Les graves pro­blèmes qu’a posés la béa­ti­fi­ca­tion de Jean XXIII et de Jean-​Paul II, les dif­fi­cul­tés qu’aujourd’hui sou­lève leur cano­ni­sa­tion, obligent à s’interroger sur le bien-​fondé des béa­ti­fi­ca­tions et des cano­ni­sa­tions opé­rées depuis le concile Vatican II, sui­vant une pro­cé­dure nou­velle et avec des cri­tères inédits. Le Courrier de Rome n°341 (février 2011) a publié une étude inti­tu­lée Béatification et cano­ni­sa­tion depuis Vatican II, dans laquelle l’abbé Jean-​Michel Gleize, pro­fes­seur d’ecclésiologie au sémi­naire d’Ecône, relève trois dif­fi­cul­tés qui montrent bien que le doute est loin d’être infon­dé sur cette ques­tion. On pour­ra en lire ici une syn­thèse faite par l’auteur lui-même.

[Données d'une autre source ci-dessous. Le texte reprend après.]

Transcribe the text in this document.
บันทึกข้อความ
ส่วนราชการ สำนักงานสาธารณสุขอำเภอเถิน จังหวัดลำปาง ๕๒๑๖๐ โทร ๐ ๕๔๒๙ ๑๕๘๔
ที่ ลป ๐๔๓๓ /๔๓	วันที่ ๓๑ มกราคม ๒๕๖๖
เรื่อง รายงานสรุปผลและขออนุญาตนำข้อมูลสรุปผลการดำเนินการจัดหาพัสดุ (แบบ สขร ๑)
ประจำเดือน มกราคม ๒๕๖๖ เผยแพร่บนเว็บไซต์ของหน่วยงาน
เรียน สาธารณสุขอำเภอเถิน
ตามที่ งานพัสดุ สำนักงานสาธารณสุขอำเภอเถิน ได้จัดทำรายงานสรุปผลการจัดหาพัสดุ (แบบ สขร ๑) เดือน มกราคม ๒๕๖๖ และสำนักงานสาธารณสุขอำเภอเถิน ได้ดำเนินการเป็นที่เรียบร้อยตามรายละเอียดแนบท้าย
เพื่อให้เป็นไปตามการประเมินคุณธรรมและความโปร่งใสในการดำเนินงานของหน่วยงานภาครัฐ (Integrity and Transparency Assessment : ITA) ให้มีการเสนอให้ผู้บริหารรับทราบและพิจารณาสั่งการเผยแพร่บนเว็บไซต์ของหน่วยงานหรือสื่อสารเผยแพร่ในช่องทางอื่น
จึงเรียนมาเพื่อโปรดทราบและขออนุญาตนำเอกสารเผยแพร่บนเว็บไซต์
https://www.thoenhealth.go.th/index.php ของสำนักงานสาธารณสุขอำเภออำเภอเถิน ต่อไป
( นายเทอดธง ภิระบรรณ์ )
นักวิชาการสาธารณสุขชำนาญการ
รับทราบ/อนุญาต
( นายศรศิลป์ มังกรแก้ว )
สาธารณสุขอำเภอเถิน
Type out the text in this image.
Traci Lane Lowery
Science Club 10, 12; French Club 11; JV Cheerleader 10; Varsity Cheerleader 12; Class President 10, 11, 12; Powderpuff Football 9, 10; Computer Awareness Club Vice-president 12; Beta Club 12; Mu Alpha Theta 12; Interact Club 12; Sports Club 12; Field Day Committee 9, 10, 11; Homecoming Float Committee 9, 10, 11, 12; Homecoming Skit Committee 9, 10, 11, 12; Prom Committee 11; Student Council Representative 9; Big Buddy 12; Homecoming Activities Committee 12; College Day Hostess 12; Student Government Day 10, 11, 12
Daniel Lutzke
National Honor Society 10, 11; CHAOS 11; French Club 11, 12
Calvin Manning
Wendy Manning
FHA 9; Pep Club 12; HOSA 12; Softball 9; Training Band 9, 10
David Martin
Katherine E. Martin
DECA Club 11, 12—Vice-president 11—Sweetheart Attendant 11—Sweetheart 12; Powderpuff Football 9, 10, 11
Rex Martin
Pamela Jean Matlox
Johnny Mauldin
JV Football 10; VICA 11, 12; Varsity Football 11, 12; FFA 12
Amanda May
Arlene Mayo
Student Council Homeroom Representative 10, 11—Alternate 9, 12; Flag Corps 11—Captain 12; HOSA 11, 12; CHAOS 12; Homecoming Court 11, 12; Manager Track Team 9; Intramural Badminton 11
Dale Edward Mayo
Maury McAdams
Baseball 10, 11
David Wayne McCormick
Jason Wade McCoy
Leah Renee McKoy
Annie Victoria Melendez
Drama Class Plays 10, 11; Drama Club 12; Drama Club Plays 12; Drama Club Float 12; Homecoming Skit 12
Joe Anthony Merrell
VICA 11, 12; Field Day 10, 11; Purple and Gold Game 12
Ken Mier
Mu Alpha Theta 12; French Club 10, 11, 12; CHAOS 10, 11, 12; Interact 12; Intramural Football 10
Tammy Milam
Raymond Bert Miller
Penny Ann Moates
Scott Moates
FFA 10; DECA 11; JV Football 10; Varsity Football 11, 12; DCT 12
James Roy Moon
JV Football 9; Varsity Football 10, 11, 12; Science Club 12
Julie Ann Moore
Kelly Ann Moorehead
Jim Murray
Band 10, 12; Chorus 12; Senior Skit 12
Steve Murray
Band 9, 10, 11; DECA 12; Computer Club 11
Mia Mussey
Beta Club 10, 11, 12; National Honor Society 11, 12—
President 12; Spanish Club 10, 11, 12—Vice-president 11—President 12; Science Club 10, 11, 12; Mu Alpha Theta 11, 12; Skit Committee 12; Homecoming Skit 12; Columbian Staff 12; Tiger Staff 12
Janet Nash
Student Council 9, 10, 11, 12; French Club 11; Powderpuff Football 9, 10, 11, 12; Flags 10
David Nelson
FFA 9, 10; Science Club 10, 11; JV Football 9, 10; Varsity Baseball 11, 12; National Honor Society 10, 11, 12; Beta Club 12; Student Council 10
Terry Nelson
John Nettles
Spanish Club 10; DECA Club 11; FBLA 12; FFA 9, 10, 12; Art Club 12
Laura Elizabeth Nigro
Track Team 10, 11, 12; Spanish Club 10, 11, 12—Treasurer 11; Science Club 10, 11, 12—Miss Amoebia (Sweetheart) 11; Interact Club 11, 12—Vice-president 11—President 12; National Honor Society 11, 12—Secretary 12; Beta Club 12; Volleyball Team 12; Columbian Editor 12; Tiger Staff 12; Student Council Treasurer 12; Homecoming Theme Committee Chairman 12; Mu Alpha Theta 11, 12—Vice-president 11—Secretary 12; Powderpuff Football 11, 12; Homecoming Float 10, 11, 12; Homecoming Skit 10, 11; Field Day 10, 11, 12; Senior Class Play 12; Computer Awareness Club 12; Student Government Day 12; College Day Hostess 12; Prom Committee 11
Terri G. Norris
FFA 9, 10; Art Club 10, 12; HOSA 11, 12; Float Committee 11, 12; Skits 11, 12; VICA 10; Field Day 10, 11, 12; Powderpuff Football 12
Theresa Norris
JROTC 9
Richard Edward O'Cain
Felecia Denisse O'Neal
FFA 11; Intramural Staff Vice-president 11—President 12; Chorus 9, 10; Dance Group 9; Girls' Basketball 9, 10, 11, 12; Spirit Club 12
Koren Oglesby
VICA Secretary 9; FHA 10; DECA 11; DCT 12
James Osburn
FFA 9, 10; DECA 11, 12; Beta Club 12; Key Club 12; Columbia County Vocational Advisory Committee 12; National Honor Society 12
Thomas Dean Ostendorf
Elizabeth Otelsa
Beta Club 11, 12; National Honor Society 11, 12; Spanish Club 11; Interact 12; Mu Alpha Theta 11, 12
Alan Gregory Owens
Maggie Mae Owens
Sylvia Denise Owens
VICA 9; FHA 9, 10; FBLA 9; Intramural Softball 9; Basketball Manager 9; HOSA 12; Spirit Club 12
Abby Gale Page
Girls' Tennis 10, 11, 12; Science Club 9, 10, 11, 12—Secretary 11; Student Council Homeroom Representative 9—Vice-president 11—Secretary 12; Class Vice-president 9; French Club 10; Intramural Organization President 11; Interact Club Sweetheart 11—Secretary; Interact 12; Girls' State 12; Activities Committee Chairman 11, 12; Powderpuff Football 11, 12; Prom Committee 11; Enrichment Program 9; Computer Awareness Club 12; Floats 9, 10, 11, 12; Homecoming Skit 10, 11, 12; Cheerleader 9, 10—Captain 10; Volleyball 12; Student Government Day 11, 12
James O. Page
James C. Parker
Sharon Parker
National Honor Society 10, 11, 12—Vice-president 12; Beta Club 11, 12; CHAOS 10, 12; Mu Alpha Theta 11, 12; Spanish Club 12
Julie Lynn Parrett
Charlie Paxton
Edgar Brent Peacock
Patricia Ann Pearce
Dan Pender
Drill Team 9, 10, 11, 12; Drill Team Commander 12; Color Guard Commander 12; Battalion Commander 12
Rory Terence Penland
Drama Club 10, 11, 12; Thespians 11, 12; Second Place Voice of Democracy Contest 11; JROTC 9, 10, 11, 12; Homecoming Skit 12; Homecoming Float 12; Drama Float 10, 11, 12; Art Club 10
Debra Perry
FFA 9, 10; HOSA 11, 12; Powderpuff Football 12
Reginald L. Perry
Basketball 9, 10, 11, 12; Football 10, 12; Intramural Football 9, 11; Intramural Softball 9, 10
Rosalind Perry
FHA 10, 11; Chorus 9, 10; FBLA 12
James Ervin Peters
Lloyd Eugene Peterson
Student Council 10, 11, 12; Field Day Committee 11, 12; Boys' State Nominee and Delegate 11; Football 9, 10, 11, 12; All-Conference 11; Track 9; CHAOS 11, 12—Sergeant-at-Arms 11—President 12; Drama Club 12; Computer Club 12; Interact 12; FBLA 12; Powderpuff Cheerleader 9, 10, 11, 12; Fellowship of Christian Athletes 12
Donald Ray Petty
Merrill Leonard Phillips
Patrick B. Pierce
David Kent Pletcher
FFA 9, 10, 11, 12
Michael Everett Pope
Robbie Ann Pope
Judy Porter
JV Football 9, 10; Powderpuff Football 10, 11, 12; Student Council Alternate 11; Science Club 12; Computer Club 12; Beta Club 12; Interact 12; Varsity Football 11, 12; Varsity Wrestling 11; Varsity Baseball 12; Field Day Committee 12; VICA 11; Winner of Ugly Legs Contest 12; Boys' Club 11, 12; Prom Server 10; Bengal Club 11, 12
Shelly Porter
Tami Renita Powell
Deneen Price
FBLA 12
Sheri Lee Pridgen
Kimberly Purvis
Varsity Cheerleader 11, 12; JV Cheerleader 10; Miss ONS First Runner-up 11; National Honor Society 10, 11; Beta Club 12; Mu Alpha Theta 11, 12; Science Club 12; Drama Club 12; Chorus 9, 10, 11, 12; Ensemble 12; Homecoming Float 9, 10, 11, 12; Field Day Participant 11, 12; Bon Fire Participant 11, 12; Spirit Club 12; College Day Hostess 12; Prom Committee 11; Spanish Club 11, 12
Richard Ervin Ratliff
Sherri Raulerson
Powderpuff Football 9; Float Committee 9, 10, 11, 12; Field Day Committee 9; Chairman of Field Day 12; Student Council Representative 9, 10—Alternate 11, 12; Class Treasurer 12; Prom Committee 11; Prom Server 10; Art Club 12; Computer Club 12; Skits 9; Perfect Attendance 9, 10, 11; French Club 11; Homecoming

« Sans pré­tendre don­ner le fin mot de l’histoire (qui reste réser­vé à Dieu), l’on peut au moins sou­le­ver trois dif­fi­cul­tés majeures, qui suf­fisent à rendre dou­teux le bien-​fondé des béa­ti­fi­ca­tions et cano­ni­sa­tions nou­velles. Les deux pre­mières remettent en cause l’infaillibilité et la sûre­té de ces actes. La troi­sième remet en cause leur défi­ni­tion même.

1re difficulté : l’insuffisance de la procédure.

« L’assistance divine qui cause l’infaillibilité ou la sûre­té des actes du magis­tère s’exerce à la façon d’une Providence. Celle-​ci, loin d’exclure que le pape exa­mine avec soin les sources de la révé­la­tion trans­mises par les apôtres, exige au contraire cet exa­men par sa nature même. Cela est encore plus vrai pour la cano­ni­sa­tion : celle-​ci sup­pose la véri­fi­ca­tion la plus sérieuse des témoi­gnages humains qui attestent la ver­tu héroïque du futur saint, ain­si que l’examen du témoi­gnage divin des miracles, au moins deux pour une béa­ti­fi­ca­tion et deux autres encore pour une cano­ni­sa­tion. La pro­cé­dure sui­vie par l’Eglise jusqu’à Vatican II était l’expression de cette rigueur extrême. Le pro­cès de la cano­ni­sa­tion sup­po­sait lui-​même un double pro­cès accom­pli lors de la béa­ti­fi­ca­tion, l’un qui se dérou­lait devant le tri­bu­nal de l’Ordinaire, agis­sant en son nom propre ; l’autre qui rele­vait exclu­si­ve­ment du Saint-​Siège. Le pro­cès de cano­ni­sa­tion com­por­tait l’examen du bref de béa­ti­fi­ca­tion, sui­vi de l’examen des deux nou­veaux miracles. La pro­cé­dure se ter­mi­nait lorsque le Souverain Pontife signait le décret ; mais avant de don­ner cette signa­ture, il tenait trois consis­toires successifs.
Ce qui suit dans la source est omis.